The Untold Truth Of San Pellegrino

Before beverage aisles were proliferated with a sea of flavored sparkling waters like La Croix, Bubly, and AHA, there was one green bottle that's remained synonymous with bubbly hydration. Named for a town located high in the Italian Alps, the sparkling mineral water in San Pellegrino's green glass bottles has a fascinating backstory that dates back hundreds of years. San Pellegrino Terme, a small commune located north of Bergamo, Italy, has been recognized for its natural springs since the days of Leonardo da Vinci. Delish notes that San Pellegrino was a popular spot for Europe's monied class to relax and unwind with spa treatments featuring the town's unique water supply.

So what makes the water from San Pellegrino so special? According to Mental Floss, the water originates on the tops of the Dolomite Mountains in the form of rain and snow, from there it trickles down through the sedimentary stone of the Alps. The water takes roughly three decades to get from the tops of the mountains to the springs that flow through San Pellegrino Terme, and during that time spent in the stone, the water takes on natural minerals including potassium, calcium, sodium, and magnesium.
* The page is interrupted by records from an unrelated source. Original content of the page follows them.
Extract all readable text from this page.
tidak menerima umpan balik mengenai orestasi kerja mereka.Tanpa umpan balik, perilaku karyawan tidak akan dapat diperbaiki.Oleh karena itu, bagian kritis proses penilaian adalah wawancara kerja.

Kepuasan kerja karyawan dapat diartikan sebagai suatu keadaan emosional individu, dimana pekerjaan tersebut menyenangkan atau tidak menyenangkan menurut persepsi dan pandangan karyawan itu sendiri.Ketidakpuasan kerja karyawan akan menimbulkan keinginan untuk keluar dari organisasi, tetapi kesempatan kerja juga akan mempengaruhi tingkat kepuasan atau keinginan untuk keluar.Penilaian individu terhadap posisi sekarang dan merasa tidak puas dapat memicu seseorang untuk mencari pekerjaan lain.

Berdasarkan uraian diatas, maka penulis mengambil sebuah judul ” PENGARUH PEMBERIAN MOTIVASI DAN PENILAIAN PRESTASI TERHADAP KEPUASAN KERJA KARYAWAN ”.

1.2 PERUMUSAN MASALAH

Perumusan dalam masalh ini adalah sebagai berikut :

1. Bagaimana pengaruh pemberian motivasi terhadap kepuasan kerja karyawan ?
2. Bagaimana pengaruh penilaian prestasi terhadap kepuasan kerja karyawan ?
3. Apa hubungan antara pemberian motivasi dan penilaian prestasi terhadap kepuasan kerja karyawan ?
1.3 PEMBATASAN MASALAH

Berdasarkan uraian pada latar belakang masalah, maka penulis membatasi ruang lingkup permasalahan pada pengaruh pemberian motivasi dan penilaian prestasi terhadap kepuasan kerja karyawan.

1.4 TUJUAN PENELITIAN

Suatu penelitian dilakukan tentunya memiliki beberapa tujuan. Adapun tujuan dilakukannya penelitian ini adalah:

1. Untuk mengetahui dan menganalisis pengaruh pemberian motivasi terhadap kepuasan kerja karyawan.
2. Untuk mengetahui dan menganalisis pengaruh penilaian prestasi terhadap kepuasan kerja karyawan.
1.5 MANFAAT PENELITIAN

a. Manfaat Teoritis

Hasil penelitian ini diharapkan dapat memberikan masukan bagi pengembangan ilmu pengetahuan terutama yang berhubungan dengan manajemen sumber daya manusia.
The first bottles of mineral water debuted in 1900

In 1899, the San Pellegrino company was made official and listed on the Milan Stock Exchange, and the first bottles of mineral water were produced the following year (via San Pellegrino). San Pellegrino didn't hesitate to dive into the international market, during that first year of production, 35,343 bottles were made and more than 5,500 of them headed out into the world outside of Italy for enjoyment.

Carbonation is a key part of the San Pellegrino experience these days, but back at the beginning of the 20th century, the mineral water was bottled flat. Bubbles were added to the equation when the folks at San Pellegrino found that carbonation was useful in preserving the mineral content. Unwilling to mess with the minerals that gave San Pellegrino its distinct qualities, a minimal amount of carbon dioxide was added to the water, resulting in smaller, gentler bubbles than other sparkling water brands. The newly carbonated take on the original was such as hit the company opted to discontinue their uncarbonated water completely in favor of the new sparkling formula (via Delish).

San Pellegrino began expanding their line of products in 1932

San Pellegrino began expanding its line of products in 1932 when owner Ezio Granelli rolled out Aranciata, a beverage made with the company's signature mineral water sweetened with a splash of fresh orange juice (via Mental Floss). From there a range of flavors was introduced featuring familiar fruits such as lemon, grapefruit, and clementine to exotic offerings including, Chinotto, made from the bittersweet chinotto orange, and Arancia & Fico d'India, a blend of orange and fico d'india, or prickly pear, which is the fruit of a Mediterranean cactus.

San Pellegrino got back into the still water game in 1957 when it purchased the Acqua Panna Company, whose water has equally noble roots in Tuscany. The historians at San Pellegrino explain that the source from which Acqua Panna is bottled was once owned by the powerful Florentine dynasty, the Medicis.